Accurate and rapid calculation of the liver volumes to be resected and left in the donor in the LDLT is extremely important in transplantation clinics. In the authors’ study, both the interactive manual and the semi-automated program significantly reduced the time required for volumetric evaluation compared with conventional segmentation methods, while the semi-automated software was even four times faster than the interactive manual method. In the current study, CT volumetric measurements were performed by two radiologists with different levels of experience. The authors found that the less experienced observer measured higher graft volumes using both methods, resulting in higher differences between the AGW and the EGV. However, the inter-observer difference was less in the semi-automated volumetry compared with the manual volumetry. Similarly, in another study, the less experienced users measured higher volumes in both the manual and the semi-automated volumetry, and the inter-observer difference was less in the semi-automated volumetry.22 The fact that the experienced observers measured the liver graft volumes more accurately shows that there is still a need for new volumetry software that offers better inter-user agreement. Volume measurement should be performed by specialists who can accurately determine the hepatectomy plane to reduce potential errors and maximize the accuracy of volumetric estimates.

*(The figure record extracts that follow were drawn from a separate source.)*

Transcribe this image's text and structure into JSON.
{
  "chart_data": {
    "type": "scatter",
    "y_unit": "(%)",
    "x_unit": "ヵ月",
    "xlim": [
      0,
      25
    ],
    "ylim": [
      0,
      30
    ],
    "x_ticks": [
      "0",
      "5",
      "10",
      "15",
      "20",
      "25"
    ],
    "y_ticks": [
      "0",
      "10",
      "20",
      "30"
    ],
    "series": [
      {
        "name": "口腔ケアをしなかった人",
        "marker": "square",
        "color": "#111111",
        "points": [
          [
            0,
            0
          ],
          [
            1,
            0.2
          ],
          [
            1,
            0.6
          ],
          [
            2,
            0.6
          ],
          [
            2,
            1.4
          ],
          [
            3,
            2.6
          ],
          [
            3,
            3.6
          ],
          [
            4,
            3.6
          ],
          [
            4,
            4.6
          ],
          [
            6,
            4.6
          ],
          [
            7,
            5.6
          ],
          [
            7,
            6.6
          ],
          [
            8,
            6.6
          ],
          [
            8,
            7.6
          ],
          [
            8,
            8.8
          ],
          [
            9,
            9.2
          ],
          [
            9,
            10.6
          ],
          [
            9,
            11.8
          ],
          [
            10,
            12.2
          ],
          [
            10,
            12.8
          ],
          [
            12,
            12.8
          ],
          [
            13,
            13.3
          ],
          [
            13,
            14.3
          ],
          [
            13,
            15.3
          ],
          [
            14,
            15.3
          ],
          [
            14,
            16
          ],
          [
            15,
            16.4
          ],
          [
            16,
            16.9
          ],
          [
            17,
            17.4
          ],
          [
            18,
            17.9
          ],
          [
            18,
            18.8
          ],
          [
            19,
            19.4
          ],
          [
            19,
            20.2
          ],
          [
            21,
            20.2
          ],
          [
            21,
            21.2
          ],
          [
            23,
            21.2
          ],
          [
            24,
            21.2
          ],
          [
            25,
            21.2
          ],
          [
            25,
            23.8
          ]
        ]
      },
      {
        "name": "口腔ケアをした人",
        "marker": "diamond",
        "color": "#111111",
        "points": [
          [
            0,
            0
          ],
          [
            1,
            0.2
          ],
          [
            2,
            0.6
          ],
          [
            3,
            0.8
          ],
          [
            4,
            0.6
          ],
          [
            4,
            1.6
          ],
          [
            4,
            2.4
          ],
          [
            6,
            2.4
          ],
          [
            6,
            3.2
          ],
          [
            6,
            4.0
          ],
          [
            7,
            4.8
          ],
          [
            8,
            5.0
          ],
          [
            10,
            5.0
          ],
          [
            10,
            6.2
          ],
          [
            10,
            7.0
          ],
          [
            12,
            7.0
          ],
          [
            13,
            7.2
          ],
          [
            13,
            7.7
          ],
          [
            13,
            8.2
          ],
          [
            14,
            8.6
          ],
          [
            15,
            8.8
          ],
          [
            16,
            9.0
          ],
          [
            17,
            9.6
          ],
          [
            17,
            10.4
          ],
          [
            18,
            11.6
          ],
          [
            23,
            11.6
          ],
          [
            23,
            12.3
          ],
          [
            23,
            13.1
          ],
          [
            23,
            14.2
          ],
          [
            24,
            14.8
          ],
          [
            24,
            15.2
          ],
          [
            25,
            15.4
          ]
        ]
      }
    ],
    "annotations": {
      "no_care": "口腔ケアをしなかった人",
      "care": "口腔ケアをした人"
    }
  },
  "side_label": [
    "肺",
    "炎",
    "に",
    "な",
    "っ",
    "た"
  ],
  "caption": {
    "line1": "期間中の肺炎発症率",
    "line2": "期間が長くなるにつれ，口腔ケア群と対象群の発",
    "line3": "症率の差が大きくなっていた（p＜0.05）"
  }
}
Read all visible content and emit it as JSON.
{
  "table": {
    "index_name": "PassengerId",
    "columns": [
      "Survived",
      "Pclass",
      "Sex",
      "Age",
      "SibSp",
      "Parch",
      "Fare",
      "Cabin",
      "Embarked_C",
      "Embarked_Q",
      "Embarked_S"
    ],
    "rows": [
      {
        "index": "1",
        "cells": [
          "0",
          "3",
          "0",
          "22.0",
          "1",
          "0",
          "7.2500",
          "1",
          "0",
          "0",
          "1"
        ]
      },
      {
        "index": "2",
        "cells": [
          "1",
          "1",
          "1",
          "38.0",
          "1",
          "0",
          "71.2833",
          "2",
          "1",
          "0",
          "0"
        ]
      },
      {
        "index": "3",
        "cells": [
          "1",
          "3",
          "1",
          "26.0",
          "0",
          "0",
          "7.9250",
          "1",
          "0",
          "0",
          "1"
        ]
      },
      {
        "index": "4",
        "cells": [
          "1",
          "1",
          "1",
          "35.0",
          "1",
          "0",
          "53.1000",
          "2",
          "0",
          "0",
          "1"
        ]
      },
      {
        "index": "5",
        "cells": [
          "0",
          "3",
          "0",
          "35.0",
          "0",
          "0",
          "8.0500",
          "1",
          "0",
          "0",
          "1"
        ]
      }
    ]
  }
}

Excluding intrahepatic vascular volume can improve the performance of volumetry programs.23 Additionally, by using equations developed from the data obtained in previous CT volumetry studies, anticipated intraoperative graft weight can be determined more accurately.23, 24 In a study, the following formula was developed to calculate the SLV by measuring the thoracoabdominal circumference (TAC) of the body at the level of the liver dome, especially in patients with potentially small grafts: SLV = (TAC × 3.58) − (age × 3.98) − (sex × 109.74) − 934.59.23

This study has some limitations. In this study, the water displacement method could not be used for intraoperative volume measurement of the liver graft. Although intrahepatic vascular volume can be obtained in the semi-automated program, it was not excluded from the graft volumes to avoid a methodological difference between the volumetry programs. Intra-observer agreement was not investigated to assess the repeatability of these programs. Last, the semi-automated software has some extra features that were not tested in the current study but could be used in other future studies, such as preprocedural planning of radiofrequency ablation.

In conclusion, the authors’ study suggests that both manual and semi-automated CT volumetry significantly overestimates the AGW. Semi-automated CT volumetry significantly shortens the user time and provides strong agreement with the manual program if the user is sufficiently experienced. A higher GRWR can be applied to prevent small-for-size syndrome when evaluating the liver graft with these CT volumetry programs.